While Sedelmaier of course features samples from projects he has been involved with — including The Ren and Stimpy Show, Beavis and Butt-Head and The Ambiguously Gay Duo superheroes featured on Saturday Night Live — he also is keen on the history of animation. He has amassed a collection that also highlights artifacts from prominent studios such as Disney, Bray and Fleischer.
A charming opening to the exhibition is the display of a flip book. The drawings on individual pages change ever so slightly, but quickly fanning through the pages gives the impression of movement. This is essentially how old-school animation works, with images modified over and over again.
This is a key point to note, as it resonates throughout the viewing of ephemera and behind-the-scenes artifacts on display. This is what makes the exhibition so enjoyable and interesting. Did you know that animators used guides like “Beavis mouth chart” or “Butt-Head close-up for ink & paint”? While the end result flashes by almost instantaneously, hours have gone into the production of each detail.
The technical challenges of animation are daunting — consider the process of imagining characters and stories and then making them come to life in a moving image. The exhibition shows storyboards, rich in detail, which are key to the process.
However, storyboards are not detailed drawings. Rather, they are rapid sketches that give a sense of character and expression. These are augmented with notes on sound effects and dialogue, reminding us that animation is usually not a silent medium.
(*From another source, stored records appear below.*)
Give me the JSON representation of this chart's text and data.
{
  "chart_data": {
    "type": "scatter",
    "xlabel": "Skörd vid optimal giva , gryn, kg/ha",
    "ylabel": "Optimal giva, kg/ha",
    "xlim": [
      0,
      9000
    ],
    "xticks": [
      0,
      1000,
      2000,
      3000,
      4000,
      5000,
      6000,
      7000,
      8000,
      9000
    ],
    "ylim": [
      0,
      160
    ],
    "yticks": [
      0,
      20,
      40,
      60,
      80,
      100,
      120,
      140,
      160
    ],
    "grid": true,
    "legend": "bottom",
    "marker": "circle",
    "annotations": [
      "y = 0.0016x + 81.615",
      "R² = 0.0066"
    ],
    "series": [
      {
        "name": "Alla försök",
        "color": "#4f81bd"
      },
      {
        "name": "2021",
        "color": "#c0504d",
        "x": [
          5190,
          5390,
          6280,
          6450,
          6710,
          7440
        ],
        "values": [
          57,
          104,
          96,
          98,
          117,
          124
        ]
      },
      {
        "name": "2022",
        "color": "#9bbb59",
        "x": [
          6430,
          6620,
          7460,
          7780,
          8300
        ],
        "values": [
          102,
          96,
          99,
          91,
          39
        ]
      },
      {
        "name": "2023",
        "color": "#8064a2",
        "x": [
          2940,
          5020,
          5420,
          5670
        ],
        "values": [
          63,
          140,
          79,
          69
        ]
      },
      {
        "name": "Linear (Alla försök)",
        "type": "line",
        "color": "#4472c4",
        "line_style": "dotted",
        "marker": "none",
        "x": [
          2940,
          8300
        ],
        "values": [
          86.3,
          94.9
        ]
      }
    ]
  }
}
Very surprising are the machines included in the exhibition.
The Moviola Synch, a spidery piece with film reels and gears, gave production teams an idea of how sound and pictures would appear together in final form.
A vintage ADM-5 Lear Siegler Computer, used in the 1982 film Tron, is now totally obsolete.
While it is often noted that the computing power of ubiquitous smart phones surpasses anything from that long ago, such machines are a reminder that the innovation and persistent dedication of creative professionals drives any project, regardless of the technology at their disposal.
In this specialized world, there is a strong sense of camaraderie and history of mutual influence. That becomes clear when viewing the Andre Martin Chart. This is a diagram showing the “Cartoon Family Tree” from 1906 through 1941. The creator, Andre Martin, spoke with many of the individuals represented, and the chart is an homage to predecessors who became teachers and influences.
The exhibition text asks, “Are there any ‘Andre Martins’ out there who could please do the same for the 1941-present day period?” We can only hope that this request is answered affirmatively for this art form.